Choosing a career is a big decision in a person’s life. Not only must the career provide the income necessary for you to provide for your family, but you must also enjoy the job enough to do it for a long time. Writing a career report allows you to inform yourself or others about the experiences possible in a given profession. When you embark on a career path with knowledge, you are more likely to find the occupation that is right for you.
Research the career you want to write about. While there is a great deal of information on the Internet and in books, you may also want to go out into the field and actually interview someone who is actually working that job. You may find that interviews earn you the kind of information you probably won't find in books.
Split It Up
Divide your report into logical sections. Have a table of contents and a one-page summary of your report that gives your reader the basics. Continue with a detailed list of tasks someone working in the career must complete. Next, list everything you must do to achieve the position. For example, according to the Princeton Review, physical therapists must obtain a license from the state and have the requisite education which includes a four-year bachelor’s degree in physical therapy or a master’s program in rehabilitation.
Inform the reader of the lifelong arc of the career in question. This increases the honesty of your report, but it also put things into perspective. For example, being a college teacher doesn't pay much in the beginning as you are earning the necessary degrees and building up your teaching resume. After several years, however, a college teacher’s experience opens a lot more options up and usually results in a bigger paycheck.

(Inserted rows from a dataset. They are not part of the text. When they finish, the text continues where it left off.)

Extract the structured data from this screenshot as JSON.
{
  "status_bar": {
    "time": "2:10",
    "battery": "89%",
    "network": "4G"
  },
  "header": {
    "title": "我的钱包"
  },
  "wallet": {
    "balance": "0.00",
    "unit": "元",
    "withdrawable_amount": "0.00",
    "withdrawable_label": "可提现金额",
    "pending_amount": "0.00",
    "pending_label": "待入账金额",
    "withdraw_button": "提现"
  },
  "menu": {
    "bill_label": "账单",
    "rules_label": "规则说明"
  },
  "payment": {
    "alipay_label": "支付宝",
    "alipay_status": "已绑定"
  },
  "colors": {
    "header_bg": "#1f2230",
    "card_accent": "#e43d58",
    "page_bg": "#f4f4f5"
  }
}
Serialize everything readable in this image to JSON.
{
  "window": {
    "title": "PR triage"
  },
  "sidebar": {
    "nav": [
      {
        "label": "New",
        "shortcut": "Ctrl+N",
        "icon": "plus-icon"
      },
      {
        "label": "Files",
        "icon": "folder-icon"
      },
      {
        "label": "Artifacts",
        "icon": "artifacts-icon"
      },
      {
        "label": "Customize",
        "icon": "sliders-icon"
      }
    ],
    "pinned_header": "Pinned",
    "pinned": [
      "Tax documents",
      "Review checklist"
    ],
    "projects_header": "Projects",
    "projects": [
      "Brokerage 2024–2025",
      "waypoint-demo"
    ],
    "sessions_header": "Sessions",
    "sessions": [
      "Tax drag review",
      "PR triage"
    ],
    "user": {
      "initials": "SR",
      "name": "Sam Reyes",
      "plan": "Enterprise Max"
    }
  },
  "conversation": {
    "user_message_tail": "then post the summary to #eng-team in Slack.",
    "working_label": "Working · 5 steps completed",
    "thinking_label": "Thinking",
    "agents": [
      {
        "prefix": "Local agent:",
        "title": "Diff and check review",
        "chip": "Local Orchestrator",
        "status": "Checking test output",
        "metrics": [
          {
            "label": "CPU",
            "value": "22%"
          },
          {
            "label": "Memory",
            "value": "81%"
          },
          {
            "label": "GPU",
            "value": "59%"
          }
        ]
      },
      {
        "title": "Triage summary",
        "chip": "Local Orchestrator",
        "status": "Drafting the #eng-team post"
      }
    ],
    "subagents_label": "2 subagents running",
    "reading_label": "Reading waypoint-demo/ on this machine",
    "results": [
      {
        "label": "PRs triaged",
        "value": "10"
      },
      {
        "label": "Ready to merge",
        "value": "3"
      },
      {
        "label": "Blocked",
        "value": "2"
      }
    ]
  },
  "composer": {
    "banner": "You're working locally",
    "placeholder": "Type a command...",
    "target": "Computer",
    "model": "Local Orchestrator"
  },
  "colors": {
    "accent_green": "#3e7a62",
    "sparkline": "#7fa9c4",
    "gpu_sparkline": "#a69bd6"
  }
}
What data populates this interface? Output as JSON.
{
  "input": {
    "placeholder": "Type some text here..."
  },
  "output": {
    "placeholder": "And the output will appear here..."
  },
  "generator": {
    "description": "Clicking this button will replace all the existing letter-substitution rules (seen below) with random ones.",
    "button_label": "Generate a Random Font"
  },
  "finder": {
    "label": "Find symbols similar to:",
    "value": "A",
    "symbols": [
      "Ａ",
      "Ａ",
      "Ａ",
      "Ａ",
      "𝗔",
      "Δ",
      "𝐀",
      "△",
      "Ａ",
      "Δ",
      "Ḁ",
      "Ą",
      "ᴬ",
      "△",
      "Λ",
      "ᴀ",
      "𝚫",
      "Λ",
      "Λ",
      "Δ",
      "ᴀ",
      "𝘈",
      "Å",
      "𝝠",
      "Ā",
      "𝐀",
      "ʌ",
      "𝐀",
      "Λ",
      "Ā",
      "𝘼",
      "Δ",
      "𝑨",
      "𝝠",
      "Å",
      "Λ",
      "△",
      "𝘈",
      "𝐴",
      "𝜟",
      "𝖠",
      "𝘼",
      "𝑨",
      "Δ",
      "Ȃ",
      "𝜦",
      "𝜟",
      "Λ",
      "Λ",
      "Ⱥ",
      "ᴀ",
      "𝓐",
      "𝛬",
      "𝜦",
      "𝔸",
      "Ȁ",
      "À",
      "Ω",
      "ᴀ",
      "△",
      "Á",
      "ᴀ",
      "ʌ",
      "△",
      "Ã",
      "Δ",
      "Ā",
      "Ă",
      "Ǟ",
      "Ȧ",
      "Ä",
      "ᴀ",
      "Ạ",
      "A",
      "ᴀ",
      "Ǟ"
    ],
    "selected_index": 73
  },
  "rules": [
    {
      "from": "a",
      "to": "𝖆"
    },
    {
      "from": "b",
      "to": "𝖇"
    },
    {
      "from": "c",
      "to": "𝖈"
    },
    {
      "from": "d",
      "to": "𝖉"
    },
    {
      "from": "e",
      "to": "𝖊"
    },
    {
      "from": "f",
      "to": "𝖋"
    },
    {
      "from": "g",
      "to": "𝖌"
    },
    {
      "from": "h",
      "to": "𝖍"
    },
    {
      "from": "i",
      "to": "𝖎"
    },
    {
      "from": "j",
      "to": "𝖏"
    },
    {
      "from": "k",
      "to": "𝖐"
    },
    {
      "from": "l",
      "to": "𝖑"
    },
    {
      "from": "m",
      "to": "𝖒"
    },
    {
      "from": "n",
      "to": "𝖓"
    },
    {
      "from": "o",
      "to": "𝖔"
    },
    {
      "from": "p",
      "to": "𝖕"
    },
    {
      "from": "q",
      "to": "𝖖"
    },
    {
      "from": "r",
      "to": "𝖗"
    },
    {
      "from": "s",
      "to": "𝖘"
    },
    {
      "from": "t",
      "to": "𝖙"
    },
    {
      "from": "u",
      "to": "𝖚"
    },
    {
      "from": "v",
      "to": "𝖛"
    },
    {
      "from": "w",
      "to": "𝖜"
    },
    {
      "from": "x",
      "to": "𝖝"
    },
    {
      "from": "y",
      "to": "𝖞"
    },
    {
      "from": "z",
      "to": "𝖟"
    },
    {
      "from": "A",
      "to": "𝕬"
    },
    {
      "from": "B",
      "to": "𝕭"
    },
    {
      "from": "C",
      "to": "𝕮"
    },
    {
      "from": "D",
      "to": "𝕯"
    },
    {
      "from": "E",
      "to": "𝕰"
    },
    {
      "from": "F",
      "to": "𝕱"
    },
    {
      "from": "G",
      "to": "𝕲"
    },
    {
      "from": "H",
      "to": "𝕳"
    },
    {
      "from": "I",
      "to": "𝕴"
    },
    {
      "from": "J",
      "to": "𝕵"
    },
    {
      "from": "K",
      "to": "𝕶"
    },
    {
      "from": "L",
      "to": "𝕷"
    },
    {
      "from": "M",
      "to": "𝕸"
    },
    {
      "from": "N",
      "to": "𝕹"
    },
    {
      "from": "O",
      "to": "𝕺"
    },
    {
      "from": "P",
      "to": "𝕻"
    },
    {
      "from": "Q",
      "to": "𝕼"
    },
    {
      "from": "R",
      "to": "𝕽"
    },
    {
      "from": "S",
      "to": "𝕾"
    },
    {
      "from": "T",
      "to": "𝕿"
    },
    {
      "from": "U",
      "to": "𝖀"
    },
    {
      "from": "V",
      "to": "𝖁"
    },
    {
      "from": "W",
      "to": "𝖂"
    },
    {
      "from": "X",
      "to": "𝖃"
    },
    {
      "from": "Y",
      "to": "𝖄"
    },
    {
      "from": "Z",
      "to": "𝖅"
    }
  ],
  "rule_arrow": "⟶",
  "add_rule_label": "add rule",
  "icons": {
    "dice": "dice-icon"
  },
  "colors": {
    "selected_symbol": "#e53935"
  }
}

Orient the career alongside similar options. For example, U.S. News and World Report publishes yearly a "Best Careers" list. It may encourage a person to become a physical therapist when he knows that, as the magazine notes, the job is more satisfying than most, and the median income is comparatively high, as well.
Finish Up with Firm Data
Include an appendix in which you provide lots of raw data that perhaps does not fit elsewhere in your report. The Bureau of Labor Statistics of the United States Department of Labor provides charts and rankings to fill out your report. For example, the site informs readers about the number of people employed in a given profession.